Given this situation, high value transactions attract the risk of fraud and as a result, this makes the procurement process more vulnerable to corruption than any other sector.
Over the years, Zimbabwe has endured serious unprofessional conduct in the local bidding system, which resulted in firms awarded tenders failing to kick start or complete projects due to lack of capacity. Public officials would award tenders to themselves through a third party or companies that are non-existent. Also, bids were advertised for a very short time so that a few potential bidders got the opportunity.
This worked in the favour of the corrupt officials as it was a way of reducing competition against their favourites who might have known about the coming advert well in advance. All these corrupt activities have led to poor governance in the procurement sector. In effect, the impact on the nation has been big loses and reduced strategic development.
Now that Zimbabwe is open for business, it is prudent that public procurement be done fairly, transparently and at the same time realising the value for money. Both public and private entities should maximise transparency in competitive tendering and take precautionary measures to enhance integrity in order to promote fair and equitable treatment for potential suppliers.
Government should create tight procurement oversight mechanisms on departmental procuring entities and the Procurement Regulatory Authority of Zimbabwe (PRAZ). All stakeholders must be educated on the value for money concept underlying public procurement systems, so that they are empowered to report any form of graft without fear.
Clause 257 of the Public Entities Corporate Governance Bill (the Bill) clearly states that there is a strong connection between corporate governance and whistle blowing. Chapter 4 of the National Code on Corporate Governance (ZimCode), in Clause 255, also asserts that a whistle-blowing system that is independent, trusted and anonymous is key to the effective implementation of an ethical corporate culture and fraud risk management strategy. Therefore, it should be mandatory for the procurement entities to have clear whistle blowing policies, the procedures must be well documented and each employee should be given a copy. Dealing decisively with public practitioners found guilty of flouting procurement procedures may go a long way in restoring confidence in the public sector and this might also help woo more investors.
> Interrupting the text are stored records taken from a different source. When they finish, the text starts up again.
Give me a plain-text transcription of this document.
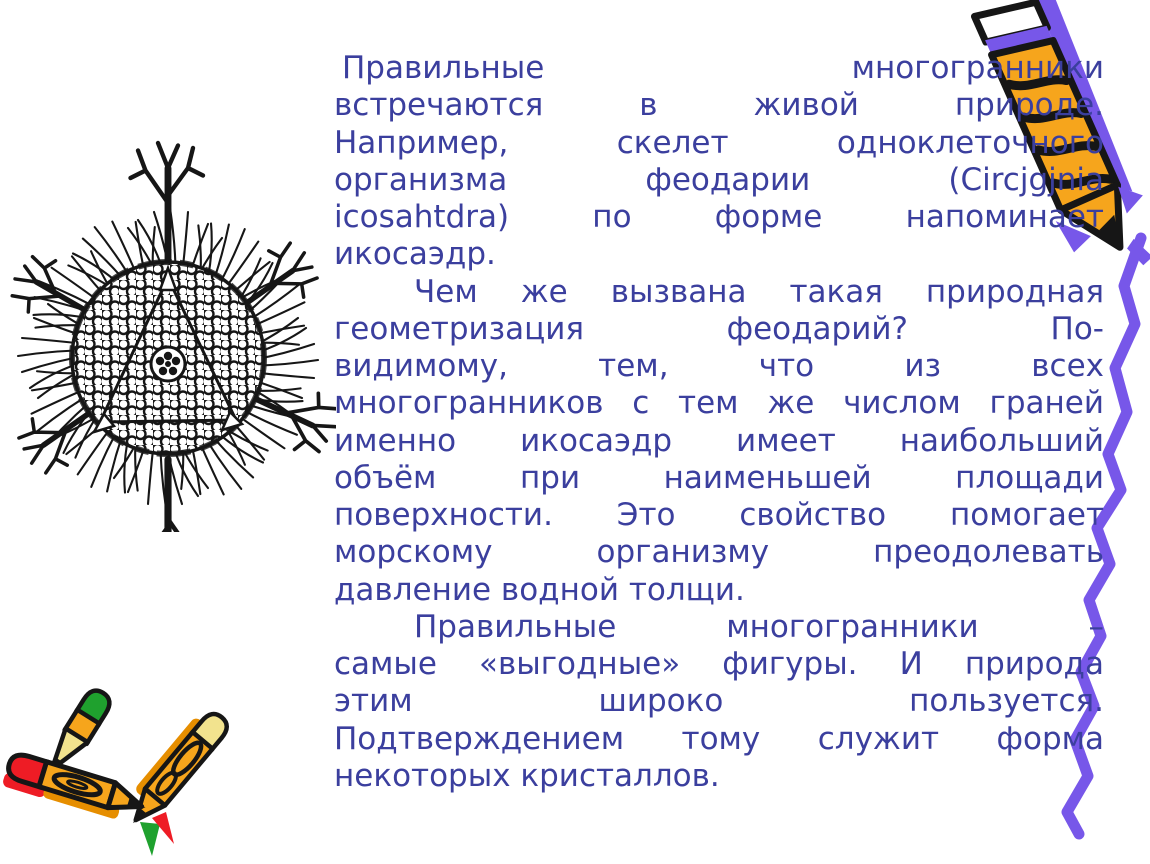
Правильные многогранники
встречаются в живой природе.
Например, скелет одноклеточного
организма феодарии (Circjgjnia
icosahtdra) по форме напоминает
икосаэдр.
Чем же вызвана такая природная
геометризация феодарий? По-
видимому, тем, что из всех
многогранников с тем же числом граней
именно икосаэдр имеет наибольший
объём при наименьшей площади
поверхности. Это свойство помогает
морскому организму преодолевать
давление водной толщи.
Правильные многогранники –
самые «выгодные» фигуры. И природа
этим широко пользуется.
Подтверждением тому служит форма
некоторых кристаллов.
Public officials involved in procurement must be trained adequately so that they carry their mandate efficiently and effectively. The new Public Procurement and Disposal of Public Assets Act (the Act), which took effect early this year, will require procurement professionals to be licensed.
Also compelling central government, state owned enterprises and local authorities are now required to establish procurement management units (PMUs) to ensure that decisions are free from undue influence. This will help strengthen procurement professionalisation and it will result in improved planning and management and public officials will also make well informed decisions.
The Act puts procurement officials in the same league as other professionals, such as lawyers and accountants, who are licensed to practice. This will further ensure that competent personnel regulated by a code of ethics are employed. All procurement officers will be legally required to obtain a licence to practise and they should also pass government procurement licensing examinations.
These developments will enhance professionalism in the public sector thereby leading to a reformed and sustainable procurement system which will also yield to efficient government expenditure utilisation, better quality and timely service delivery to the citizens.
Record management is a must if there is to be good governance in the public procurement sector and the tendering process. In cases where records are not well managed this could lead to business claims or poor governance. Therefore it is of importance for the procurement entities to have good electronic management practises. Feedback mechanisms should be put in place as this will provide for increased disclosure and transparency in the entire procurement cycle.
Boards shall on request give reasons for their decisions to interested parties, and losing tenderers must be given opportunities to learn how they missed the opportunity so that meaningful competition is encouraged in the next bidding.
Public procurement is a critical tool for industrial development and it lies at the crossroads of both the public and private sectors. It is a fact, that the local government has increased its spending over the years.
This increased expenditure should directly benefit the local businesses, manufacturing sector and the general population. Moreover, public procurement markets are very vital for small-to-medium enterprises and have potential to provide these small businesses with critical sustainability and growth.
Human nature is not going to change tomorrow, so we cannot totally eliminate procurement scandals, but the nation will require combined efforts from both the public and private sectors through governance structures, whistle-blowing practices, setting the right tone at the top and so on, in order to curb corruption in government procurement.
Good corporate governance in public procurement promotes competition, reduced prices, minimised incentives for corrupt practices and, importantly, reduces the cost of doing business. As a result this will serve as a competitive driver of efficiently managing the scarce public resources and this will further benefit the society at large.